Many people think that Chanukah is type of a festival of political independence, freedom fighters, patriots, something like a July 4th, or whatever, Jews fighting for political independence against the Greek Empire, or something to that effect.
In truth, Chanukah is really a clash of cultures. It was the Hellenistic world view versus the Jewish world view. And these two cultures were diametrically opposed. The Greeks were bothered by the very existence of Jews who were observing Judaism and they attempted to prevent that from happening. The Talmud and the Midrash, Jewish sources tell us that the Greeks banned circumcision, they banned the observance of the Sabbath, and they banned the use of the Jewish calendar. They tried to insinuate themselves into Jewish marriages through what is known as droit du seigneur, the night with the local master for a woman who was married, and so on and so forth. What was the clash in cultures and is it still relevant to us? I mean, the Greeks have not really been producing philosophers for the past couple of thousand years, Telly Savalas notwithstanding.
So what exactly is the problem? What is the clash? So I think the answer can be found in the writings of Nachmanides. Nachmanides was a very famous commentator from the 12th Century. Nachmanides writes, and the exact source of this for those who want to look it up is his commentary on Leviticus 15, verse 8. Nachmanides writes that the difference of opinion and of outlook between the Greeks and the Jews was that the Greeks only admitted as true, only admitted as being real that which the senses could perceive. And they only believed something to be true if their mind could completely comprehend it. So, for the Greeks the measure of something being real, the measure of something being true, was the measure of my understanding and my senses and of my mind. There was in the words of Nachmanides a tremendous arrogance in that type of world view. There is an arrogance in which they were the judges of reality and of truth and anything that they could not sense was not true. So if you could not quantify for example, love, you could not quantify altruism, you could not measure the soul it does not show up in MRIs or x-rays, or tetra beams, or anything like that. So therefore it does not exist. There is an arrogance to a description of reality that is limited to my pathetic sensory abilities and to my intellect.
The Jewish perspective is very different. The Jewish perspective is that the reality that we sense with our physical senses is only a small proportion of the total reality. The world that we understand with our limited mind is only a small section of the reality as a whole. What we see of reality is only the tip of the Goldberg, I am sorry iceberg, of reality and the vast bulk of it lies really beneath the surface and is not understood or necessarily seen by us.
And that is what Judaism is predicated upon, it is predicated upon this idea. And that is where the clash of cultures came, because the Jewish people lived then and indeed continue to live now based on a reality which is spiritual. The rules of our Torah, the rules of our life, are rules which are how to live in this world according to the reality of the spiritual world. What to do in this world to have an impact in the spiritual worlds and how the spiritual worlds have an impact on us. We live with the reality of G-d as real to us as every other aspect of reality, if not more real. And that bothered the Greeks because here was an entire people who were ignoring the reality that they had measured so well, that they had encapsulated in their writings, that they had organised in their physics and so on and so forth. And there was a tremendous, tremendous feeling of hatred for Jews and Judaism who were living according to this different reality.

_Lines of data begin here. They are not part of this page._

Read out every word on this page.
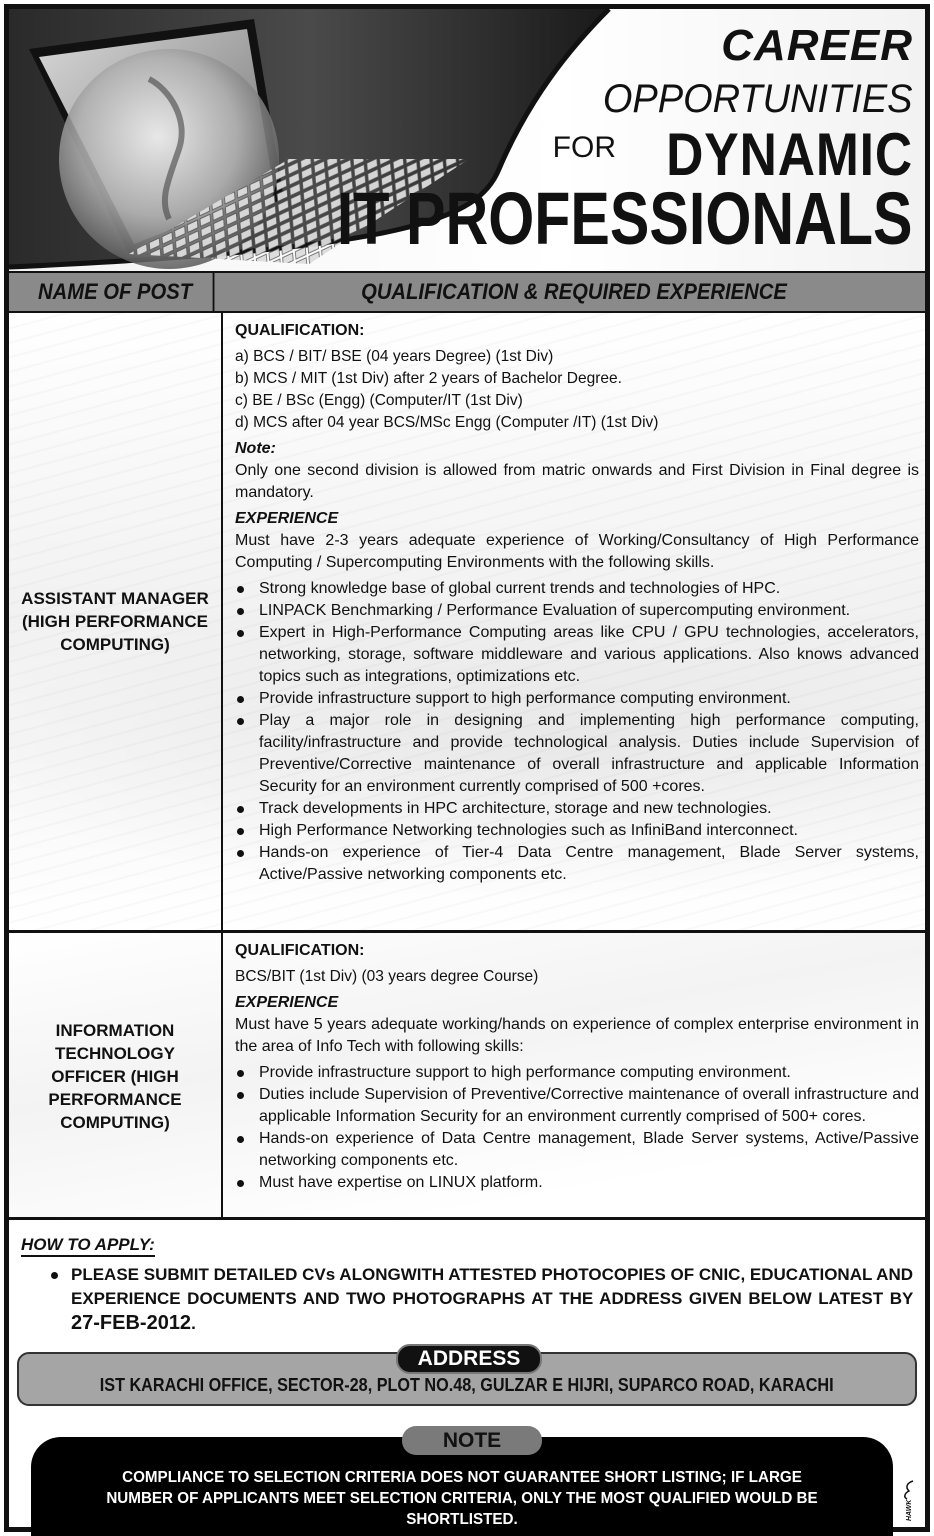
CAREER
OPPORTUNITIES
FOR DYNAMIC
IT PROFESSIONALS
NAME OF POST	QUALIFICATION & REQUIRED EXPERIENCE
ASSISTANT MANAGER (HIGH PERFORMANCE COMPUTING)
QUALIFICATION:
a) BCS / BIT/ BSE (04 years Degree) (1st Div)
b) MCS / MIT (1st Div) after 2 years of Bachelor Degree.
c) BE / BSc (Engg) (Computer/IT (1st Div)
d) MCS after 04 year BCS/MSc Engg (Computer /IT) (1st Div)
Note:
Only one second division is allowed from matric onwards and First Division in Final degree is mandatory.
EXPERIENCE
Must have 2-3 years adequate experience of Working/Consultancy of High Performance Computing / Supercomputing Environments with the following skills.
Strong knowledge base of global current trends and technologies of HPC.
LINPACK Benchmarking / Performance Evaluation of supercomputing environment.
Expert in High-Performance Computing areas like CPU / GPU technologies, accelerators, networking, storage, software middleware and various applications. Also knows advanced topics such as integrations, optimizations etc.
Provide infrastructure support to high performance computing environment.
Play a major role in designing and implementing high performance computing, facility/infrastructure and provide technological analysis. Duties include Supervision of Preventive/Corrective maintenance of overall infrastructure and applicable Information Security for an environment currently comprised of 500 +cores.
Track developments in HPC architecture, storage and new technologies.
High Performance Networking technologies such as InfiniBand interconnect.
Hands-on experience of Tier-4 Data Centre management, Blade Server systems, Active/Passive networking components etc.
INFORMATION TECHNOLOGY OFFICER (HIGH PERFORMANCE COMPUTING)
QUALIFICATION:
BCS/BIT (1st Div) (03 years degree Course)
EXPERIENCE
Must have 5 years adequate working/hands on experience of complex enterprise environment in the area of Info Tech with following skills:
Provide infrastructure support to high performance computing environment.
Duties include Supervision of Preventive/Corrective maintenance of overall infrastructure and applicable Information Security for an environment currently comprised of 500+ cores.
Hands-on experience of Data Centre management, Blade Server systems, Active/Passive networking components etc.
Must have expertise on LINUX platform.
HOW TO APPLY:
PLEASE SUBMIT DETAILED CVs ALONGWITH ATTESTED PHOTOCOPIES OF CNIC, EDUCATIONAL AND EXPERIENCE DOCUMENTS AND TWO PHOTOGRAPHS AT THE ADDRESS GIVEN BELOW LATEST BY 27-FEB-2012.
IST KARACHI OFFICE, SECTOR-28, PLOT NO.48, GULZAR E HIJRI, SUPARCO ROAD, KARACHI
ADDRESS
COMPLIANCE TO SELECTION CRITERIA DOES NOT GUARANTEE SHORT LISTING; IF LARGE NUMBER OF APPLICANTS MEET SELECTION CRITERIA, ONLY THE MOST QUALIFIED WOULD BE SHORTLISTED.
NOTE
HAWK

I think this opposition still exists. I think there are people out there who are bothered by the existence of Judaism and indeed bothered by the existence of religion in general. Bothered by the fact that there are people who they look at as intellectual, there are people who are smart, there are people who are successful and those people are living according to a reality that they cannot see. And they are frustrated and upset, and in the case of the Greeks it turned into persecution.
The celebration of Chanukah and of the victory of the Maccabees over the Greeks is something that we celebrate in a spiritual way. We say special prayers, we sing special songs and we light the Menorah. We light the Chanukah Menorah. Interestingly enough, the light of the Chanukah Menorah is totally non-utilitarian. In fact, you are not allowed to use it for anything. You want to study by the light of the Menorah you cannot do it. You would like to read a book by the light of the Menorah you cannot do it. Want to count your chocolate Chanukah coins by the light of the Menorah you cannot do it. That light is not there to reveal anything physical. It is not there for the purpose of the senses it is there to reveal something spiritual. When the light of the candles of the Menorah burn brightly in Jewish windows throughout the world they reveal that behind these windows, in that house, there are people who have been living according to a reality that is not visible, a reality that is not necessarily comprehensible but a reality that is there nonetheless.
I think that is one of the central messages of Chanukah and have a great happy Chanukah for everyone. And let us hope the light of the Chanukah candles is able to reveal to us the inner spiritual world of Chanukah.